Winning an NBA Championship isn’t as easy as just assembling the parts (ask the 2004 Lakers and 2011 Heat about that), so it’s not a given the collection of talent will deliver a title. That’s where the pressure comes in. Nash has never been a favorite like this in his entire career. Those Amar’e/Nash teams were never the favorite regardless of their offensive exploits in the “SSOL” offense. Dwight was never been expected to win a title with Orlando’s three-point shooting supporting cast. Sure, Pau and Kobe have been under the magnifying glass as title favorites after capturing back-to-back titles in 2009 and 2010, but this is a whole ‘nother ball game. About the only one of the Lakers stars that’s relishing the new pressure is Kobe. Kobe thrives off of pressure, and it doesn’t get any more pressure-packed than this.

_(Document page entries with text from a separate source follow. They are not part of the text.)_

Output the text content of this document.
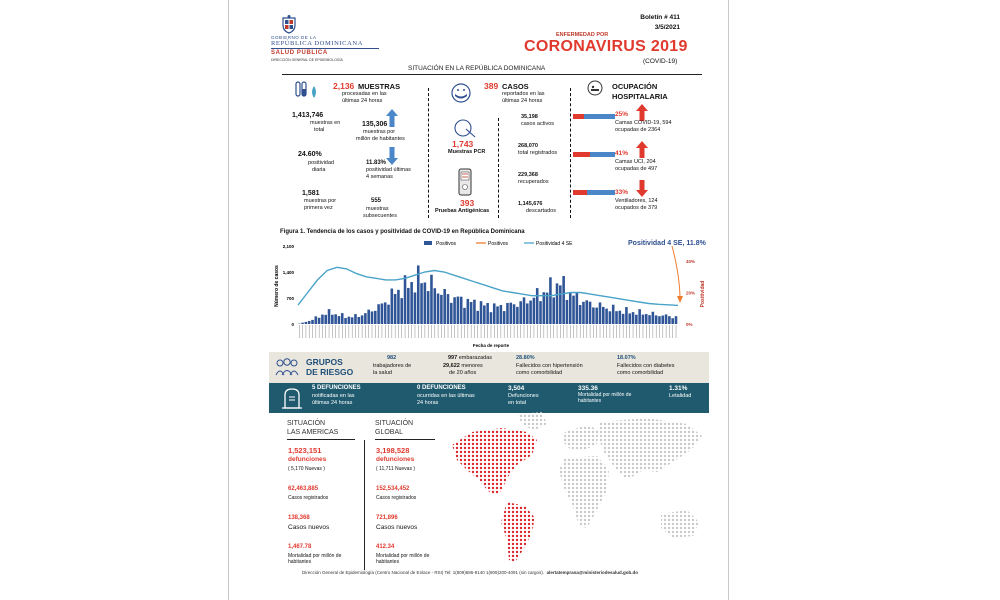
GOBIERNO DE LA
REPÚBLICA DOMINICANA
SALUD PÚBLICA
DIRECCIÓN GENERAL DE EPIDEMIOLOGÍA
Boletín # 411
3/5/2021
ENFERMEDAD POR
CORONAVIRUS 2019
(COVID-19)
SITUACIÓN EN LA REPÚBLICA DOMINICANA
2,136 MUESTRAS
procesadas en las
últimas 24 horas
1,413,746
muestras en
total
135,306
muestras por
millón de habitantes
24.60%
positividad
diaria
11.83%
positividad últimas
4 semanas
1,581
muestras por
primera vez
555
muestras
subsecuentes
389 CASOS
reportados en las
últimas 24 horas
1,743
Muestras PCR
393
Pruebas Antigénicas
35,198
casos activos
268,070
total registrados
229,368
recuperados
1,145,676
descartados
OCUPACIÓN
HOSPITALARIA
25%
Camas COVID-19, 594
ocupadas de 2364
41%
Camas UCI, 204
ocupadas de 497
33%
Ventiladores, 124
ocupados de 379
Figura 1. Tendencia de los casos y positividad de COVID-19 en República Dominicana
Positividad 4 SE, 11.8%
Positivos	Positivos	Positividad 4 SE
2,100
1,400
700
0
40%
20%
0%
Número de casos	Positividad
Fecha de reporte
GRUPOS
DE RIESGO
982
trabajadores de
la salud
997 embarazadas
29,622 menores
de 20 años
28.80%
Fallecidos con hipertensión
como comorbilidad
18.07%
Fallecidos con diabetes
como comorbilidad
5 DEFUNCIONES
notificadas en las
últimas 24 horas
0 DEFUNCIONES
ocurridas en las últimas
24 horas
3,504
Defunciones
en total
335.36
Mortalidad por millón de
habitantes
1.31%
Letalidad
SITUACIÓN
LAS AMERICAS
1,523,151
defunciones
( 5,170 Nuevas )
62,463,885
Casos registrados
138,368
Casos nuevos
1,467.78
Mortalidad por millón de
habitantes
SITUACIÓN
GLOBAL
3,198,528
defunciones
( 11,711 Nuevas )
152,534,452
Casos registrados
721,896
Casos nuevos
412.34
Mortalidad por millón de
habitantes
Dirección General de Epidemiología (Centro Nacional de Enlace - RSI) Tel: 1(809)686-9140 1(809)200-4091 (sin cargos). alertatemprana@ministeriodesalud.gob.do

It’s on Steve Nash, Pau Gasol and Dwight Howard to match Kobe’s enthusiasm for the challenge, and just as importantly, it’s on Mike Brown to manage the egos of this superstar-laden team. If this Lakers team doesn’t win a title, it will be a failure, and Brown will most likely be gone. Aside from the 2011 and 2012 Heat squads (who buckled under that pressure the first year), no team has been this favored (ostensibly, at least) to win a title before the season even started. And, just in case you forgot, the Lakers’ burden is augmented further when you realize they’ll have to go through the defending Western Conference champion, Oklahoma City Thunder, the still-strong San Antonio Spurs, the one-year stronger Los Angeles Clippers, the Grizzlies, the Mavericks, the Nuggets and whatever other challenges arise in the West. After vanquishing all those teams in the West, they would then have to face off against their doppelgängers in the East, the Heat, in a Finals showdown that’s likely to set a Nielson ratings record and engorge David Stern with an uncomfortably overt tumescence in June.

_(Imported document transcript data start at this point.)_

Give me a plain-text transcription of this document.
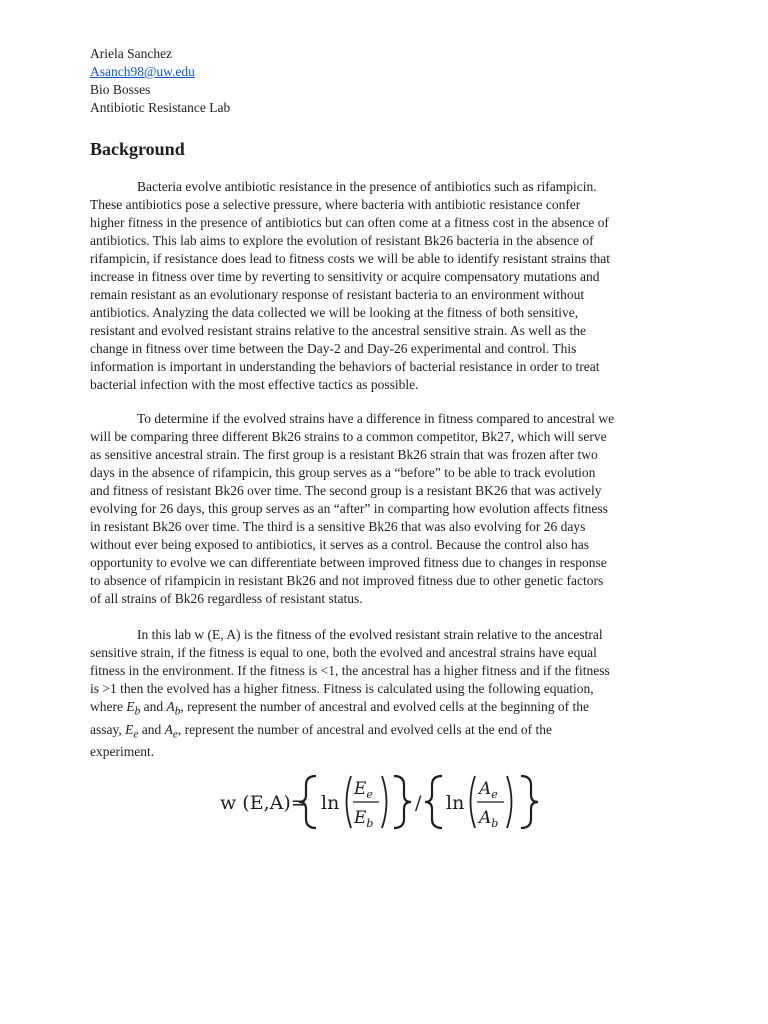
Ariela Sanchez
Asanch98@uw.edu
Bio Bosses
Antibiotic Resistance Lab
Background
Bacteria evolve antibiotic resistance in the presence of antibiotics such as rifampicin.
These antibiotics pose a selective pressure, where bacteria with antibiotic resistance confer
higher fitness in the presence of antibiotics but can often come at a fitness cost in the absence of
antibiotics. This lab aims to explore the evolution of resistant Bk26 bacteria in the absence of
rifampicin, if resistance does lead to fitness costs we will be able to identify resistant strains that
increase in fitness over time by reverting to sensitivity or acquire compensatory mutations and
remain resistant as an evolutionary response of resistant bacteria to an environment without
antibiotics. Analyzing the data collected we will be looking at the fitness of both sensitive,
resistant and evolved resistant strains relative to the ancestral sensitive strain. As well as the
change in fitness over time between the Day-2 and Day-26 experimental and control. This
information is important in understanding the behaviors of bacterial resistance in order to treat
bacterial infection with the most effective tactics as possible.
To determine if the evolved strains have a difference in fitness compared to ancestral we
will be comparing three different Bk26 strains to a common competitor, Bk27, which will serve
as sensitive ancestral strain. The first group is a resistant Bk26 strain that was frozen after two
days in the absence of rifampicin, this group serves as a “before” to be able to track evolution
and fitness of resistant Bk26 over time. The second group is a resistant BK26 that was actively
evolving for 26 days, this group serves as an “after” in comparting how evolution affects fitness
in resistant Bk26 over time. The third is a sensitive Bk26 that was also evolving for 26 days
without ever being exposed to antibiotics, it serves as a control. Because the control also has
opportunity to evolve we can differentiate between improved fitness due to changes in response
to absence of rifampicin in resistant Bk26 and not improved fitness due to other genetic factors
of all strains of Bk26 regardless of resistant status.
In this lab w (E, A) is the fitness of the evolved resistant strain relative to the ancestral
sensitive strain, if the fitness is equal to one, both the evolved and ancestral strains have equal
fitness in the environment. If the fitness is <1, the ancestral has a higher fitness and if the fitness
is >1 then the evolved has a higher fitness. Fitness is calculated using the following equation,
where $E_b$ and $A_b$, represent the number of ancestral and evolved cells at the beginning of the
assay, $E_e$ and $A_e$, represent the number of ancestral and evolved cells at the end of the
experiment.
w (E,A)= ln
$E_e$
$E_b$
/ ln
$A_e$
$A_b$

If – and only if – they beat all those teams and win the 2013 Larry O’Brien trophy will their season have been a success. Anything short of a title, any slip-up along the way or dint in their armor, and the season is marked as a failure.
Pressure? What do you know about pressure?
[Notable Omissions: John Wall, Jeremy Lin, Dirk Nowitzki, Roy Hibbert, DeMarcus Cousins, Aaron Afflalo, Andrew Bogut, Stephen Curry, and Anthony Davis]
Which players do you think have the most pressure on them next season?